Hormones — the facts at a glance
EC Measures Concerning Meat and Meat Products (Hormones)
Complainants: United States (WT/DS26)
and Canada (WT/DS48)
Respondent: European Communities
Third Parties: Australia, Norway, New Zealand
An EC ban on imports of beef from cows treated with
hormones for growth-promotion purposes, allegedly for human
health reasons. The US and Canada claimed that there was no
evidence of adverse effects on human health.
Mr. Thomas Cottier, Chaiman (Switzerland)
Mr. Peter Palecka (Czech Republic)
Mr. Jun Yokota (Japan)
Dr. Francois AndrÚ, Laboratoire des dosages hormonaux,
Dr. Dieter Arnold, Deputy Director, Federal Institute for
Health Protection of Consumers and Veterinary Medecine,
Dr. George Lucier, Environmental Toxicology Programme,
Institute of Environmental Health Sciences, United States
Dr. Jock McLean, University of Swinburne, Pro Vice Chancellor,
Division of Science, Engineering and Design, Swinburne
University of Technology, Australia
Dr. Len Ritter, Executive Director, Canadian Network of
Toxicology Centres, University of Guelph, Canada
Dr. Alan Randell of the Codex secretariat also advised the
20 May 1996 (US complaint)
16 October 1996 (Canadian complaint)
Panel reports issued: 18 August 1997
Appellate Body report issued: 16 January 1998
Reports adopted by DSB: 13 February 1998
Arbitrator’s determined deadline for compliance: 13 May 1999
Arbitrator’s decision on level of “retaliation”:
12 July 1999
Level of “retaliation” authorized:
US$ 116 million per year
CDN$ 11.3 million per year
— the findings at a glance
Measure at issue: An EC ban on imports of beef from cows treated with hormones (oestradiol 17ß, progesterone and testosterone, trenbolone acetate (TBA), zeranol and melengestrol acetate) for growth-promotion purposes.

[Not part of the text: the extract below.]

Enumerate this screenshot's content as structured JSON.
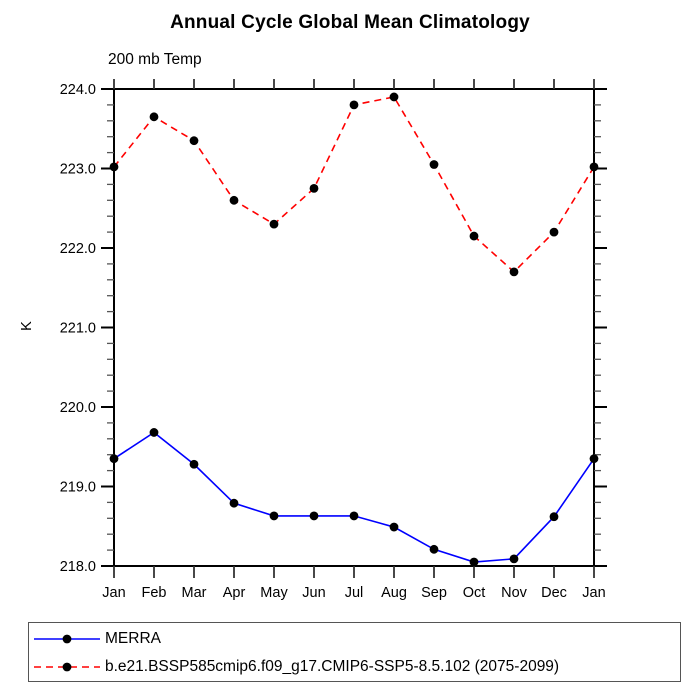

The EC claimed the ban was necessary for food safety; the US and Canada claimed there was no evidence of harm to human health.
- the EC measure violated Article 3 on harmonization. Although international standards existed for five of the six hormones in question, the EC measure was not based on these standards; it reflected a higher level of protection and was not justified by a risk assessment, as required by Article 3.3.
- the EC ban was not based on a risk assessment, and violated
Article 5.1. The EC’s scientific studies on five of the hormones did not support the ban on hormone-treated meat.
- the EC measure violated
Article 5.5, because the level of protection sought for hormone-treated meat was higher than required in comparable situations; these differences were arbitrary or unjustifiable, and resulted in discrimination or a disguised restriction on trade. In particular, in contrast to the ban on hormones for growth-promoting purposes, the EC permitted higher levels of the same naturally occurring hormones in untreated meat and other foods; the use of the same hormones for therapeutic and herd management purposes; and the use of other growth promoters (such as the anti-microbials carbadox and olaquindox, known to be carcinogenic) in swine production.
- the EC had not invoked
Article 5.7, which allows precautionary measures to be taken on a provisional basis, but rather the “precautionary principle” in general. The Panel found that invoking the “precautionary principle” did not override a country’s obligations under the SPS Agreement.
Appellate Body findings:
- agreed with the Panel’s finding that since the EC measure reflected a higher level of protection than the international standard and was not justified by a risk assessment, it violated Article 3.
- confirmed the Panel’s finding on
Article 5.1 that there was no rational relationship between the measure and the scientific evidence submitted on five of the hormones, and found that there was no risk assessment at all for the sixth hormone (melengestrol acetate).
- reversed the Panel’s findings on
Article 5.5. The Appellate Body considered that there was a fundamental difference between added hormones and naturally-occurring hormones in meat and other foods, and that the therapeutic use of hormones involved closer supervision and control. Although the Appellate Body agreed that the difference between a ban on hormone-treated beef and the use of growth promoters in swine production was arbitrary, it did not consider that this resulted in discrimination or a disguised restriction on trade.
- upheld the Panel’s finding on the use of precaution and its relationship with
Implementation/“retaliation”: When the EC was unable to implement by the 13 May 1999 deadline, the US and Canada sought the right to retaliate against US$ 202 million per year and CDN$ 75 million per year. The arbitrators found the appropriate level to be US$ 116 million and CDN$ 11.3 million per year, respectively.